Well, I can’t speak for everybody but it certainly gave ME confidence and hope to see Dick Cheney visiting the devastated areas. Just shows the lengths to which the administration will go to bring us help and a bright vision of the great future of our nation.
For LAO,
Did Cheney get his hands dirty? I would be surprised if he did. It is all smoke and mirrors PR. Sorry, but it is true! They only care for themselves and where the next dollar in their own pocket comes from usually at the expemse of the poor.

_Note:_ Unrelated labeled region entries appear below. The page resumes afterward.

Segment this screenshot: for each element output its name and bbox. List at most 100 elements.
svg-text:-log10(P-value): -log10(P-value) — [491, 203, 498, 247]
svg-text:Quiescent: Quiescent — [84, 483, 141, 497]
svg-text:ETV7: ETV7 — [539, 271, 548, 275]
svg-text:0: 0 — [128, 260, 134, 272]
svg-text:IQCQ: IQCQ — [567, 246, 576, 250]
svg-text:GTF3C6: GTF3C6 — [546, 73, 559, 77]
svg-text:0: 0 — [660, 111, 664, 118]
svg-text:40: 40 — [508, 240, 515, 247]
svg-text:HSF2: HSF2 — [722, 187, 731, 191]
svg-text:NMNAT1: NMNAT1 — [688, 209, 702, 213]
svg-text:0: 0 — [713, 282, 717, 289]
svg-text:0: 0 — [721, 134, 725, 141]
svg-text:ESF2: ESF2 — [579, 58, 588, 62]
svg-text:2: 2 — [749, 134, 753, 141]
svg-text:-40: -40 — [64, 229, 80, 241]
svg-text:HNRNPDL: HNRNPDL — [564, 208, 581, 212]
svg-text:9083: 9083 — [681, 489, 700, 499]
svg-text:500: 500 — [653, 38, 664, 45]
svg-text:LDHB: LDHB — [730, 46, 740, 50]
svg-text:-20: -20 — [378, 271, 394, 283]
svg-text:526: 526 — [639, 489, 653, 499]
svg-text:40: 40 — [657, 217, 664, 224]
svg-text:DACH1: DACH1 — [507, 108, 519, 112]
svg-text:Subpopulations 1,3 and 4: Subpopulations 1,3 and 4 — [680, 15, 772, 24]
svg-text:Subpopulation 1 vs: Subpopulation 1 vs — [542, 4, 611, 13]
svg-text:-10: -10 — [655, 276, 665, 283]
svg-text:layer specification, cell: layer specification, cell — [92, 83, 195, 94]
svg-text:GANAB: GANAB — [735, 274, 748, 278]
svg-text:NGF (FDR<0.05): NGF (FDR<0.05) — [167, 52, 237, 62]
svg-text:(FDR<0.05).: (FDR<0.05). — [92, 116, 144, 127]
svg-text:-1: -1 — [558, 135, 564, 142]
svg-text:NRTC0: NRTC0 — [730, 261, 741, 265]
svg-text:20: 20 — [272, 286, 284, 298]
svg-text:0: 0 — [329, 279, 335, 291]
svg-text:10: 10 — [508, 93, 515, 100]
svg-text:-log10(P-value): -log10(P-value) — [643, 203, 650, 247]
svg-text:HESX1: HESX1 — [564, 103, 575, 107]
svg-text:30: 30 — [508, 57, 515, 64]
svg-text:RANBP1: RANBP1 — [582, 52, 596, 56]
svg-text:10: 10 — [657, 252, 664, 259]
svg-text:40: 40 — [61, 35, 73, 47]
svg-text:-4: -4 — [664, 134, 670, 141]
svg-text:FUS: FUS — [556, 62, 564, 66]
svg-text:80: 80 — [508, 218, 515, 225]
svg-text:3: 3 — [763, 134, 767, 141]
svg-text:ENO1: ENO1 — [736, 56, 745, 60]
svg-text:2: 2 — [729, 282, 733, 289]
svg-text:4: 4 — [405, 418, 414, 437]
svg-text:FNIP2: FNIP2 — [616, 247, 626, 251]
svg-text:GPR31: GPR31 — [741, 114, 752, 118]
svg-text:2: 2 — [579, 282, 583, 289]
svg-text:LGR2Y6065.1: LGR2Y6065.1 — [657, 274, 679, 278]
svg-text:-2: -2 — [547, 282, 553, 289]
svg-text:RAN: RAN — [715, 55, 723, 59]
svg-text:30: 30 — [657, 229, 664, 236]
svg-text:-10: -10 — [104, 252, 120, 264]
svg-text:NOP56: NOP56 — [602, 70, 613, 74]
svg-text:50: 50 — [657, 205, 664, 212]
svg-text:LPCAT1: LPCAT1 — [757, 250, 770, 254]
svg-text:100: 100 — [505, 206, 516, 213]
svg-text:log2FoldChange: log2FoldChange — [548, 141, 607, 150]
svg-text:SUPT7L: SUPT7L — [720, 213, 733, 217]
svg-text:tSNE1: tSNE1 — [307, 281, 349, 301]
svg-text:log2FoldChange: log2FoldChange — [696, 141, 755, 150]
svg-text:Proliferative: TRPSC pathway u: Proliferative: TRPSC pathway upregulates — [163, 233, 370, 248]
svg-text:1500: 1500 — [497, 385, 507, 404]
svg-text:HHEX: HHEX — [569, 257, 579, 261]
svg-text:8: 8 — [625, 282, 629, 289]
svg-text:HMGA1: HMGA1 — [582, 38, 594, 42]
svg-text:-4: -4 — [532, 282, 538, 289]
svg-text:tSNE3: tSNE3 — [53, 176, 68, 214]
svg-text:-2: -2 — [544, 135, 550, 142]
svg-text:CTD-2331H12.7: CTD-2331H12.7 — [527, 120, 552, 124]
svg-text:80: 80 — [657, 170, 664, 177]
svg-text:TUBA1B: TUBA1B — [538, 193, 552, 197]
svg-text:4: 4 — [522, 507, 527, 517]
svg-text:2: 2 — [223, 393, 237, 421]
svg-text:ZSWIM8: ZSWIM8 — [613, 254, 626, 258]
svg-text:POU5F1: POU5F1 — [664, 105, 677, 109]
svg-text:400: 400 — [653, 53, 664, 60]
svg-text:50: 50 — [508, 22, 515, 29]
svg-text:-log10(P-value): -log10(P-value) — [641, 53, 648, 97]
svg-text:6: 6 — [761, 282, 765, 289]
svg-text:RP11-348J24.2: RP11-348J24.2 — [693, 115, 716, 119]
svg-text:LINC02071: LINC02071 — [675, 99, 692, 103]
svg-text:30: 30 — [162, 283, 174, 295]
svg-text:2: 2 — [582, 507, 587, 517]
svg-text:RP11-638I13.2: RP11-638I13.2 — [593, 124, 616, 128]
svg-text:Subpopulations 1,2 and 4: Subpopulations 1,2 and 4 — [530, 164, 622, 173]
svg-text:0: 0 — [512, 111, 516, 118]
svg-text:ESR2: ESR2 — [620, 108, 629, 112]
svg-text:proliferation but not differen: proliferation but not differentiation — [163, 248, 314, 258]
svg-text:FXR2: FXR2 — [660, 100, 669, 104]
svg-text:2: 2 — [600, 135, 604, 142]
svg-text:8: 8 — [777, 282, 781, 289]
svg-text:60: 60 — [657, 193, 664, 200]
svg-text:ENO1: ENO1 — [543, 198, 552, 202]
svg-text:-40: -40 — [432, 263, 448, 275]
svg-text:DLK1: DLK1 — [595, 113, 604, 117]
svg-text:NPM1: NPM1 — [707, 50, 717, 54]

Bush is skull & bones,and a 33degree freemason,all he cares about is the elite.Bush & dick probably sat back and had a laugh over new orleans.After all this is the same bush who said the enron scandel is bloody brilliant.Bush is really just running the american colony for his cousin elizabeth anyway.Queen Elizabeth is the patroness of world freemasonry,and her cousin the duke of kent is grandmaster of world freemasonry.They are reptile (blueblood)bloodlines and they don’t care about the working class or middle class.Bush’s real agenda is to carry out his new world order,he could care less about americans dying from natural desasters,heart disiease,or aids.Bush and is associates are evil,that is why it took so long to get help in new orleans.Bush also uses the gay issue to divide the country,for all we know,bush may be getting serviced by rent boys at the white house(or sex slaves).Love is the only way we can defeat these corrupt autocrats.We must not give in to fear.Make love not war.My heart goes out to all who have suffered during these fascist years under the bush regime.I’ll tell you what would really help the victims of that huricane,they would be helped if all the greedy millionaires and billionaires would build these people some new places to live free of charge,and help these displaced people get back on there feet again. What does the super rich need with there tenth rolls royce or a 20 millon lear jet when so many people are homeless,jobless,and living in utter fear and despair.For the rich not to help these people,shows there true colors,coldblooded and evil.America I don’t know you anymore(not that I ever really did).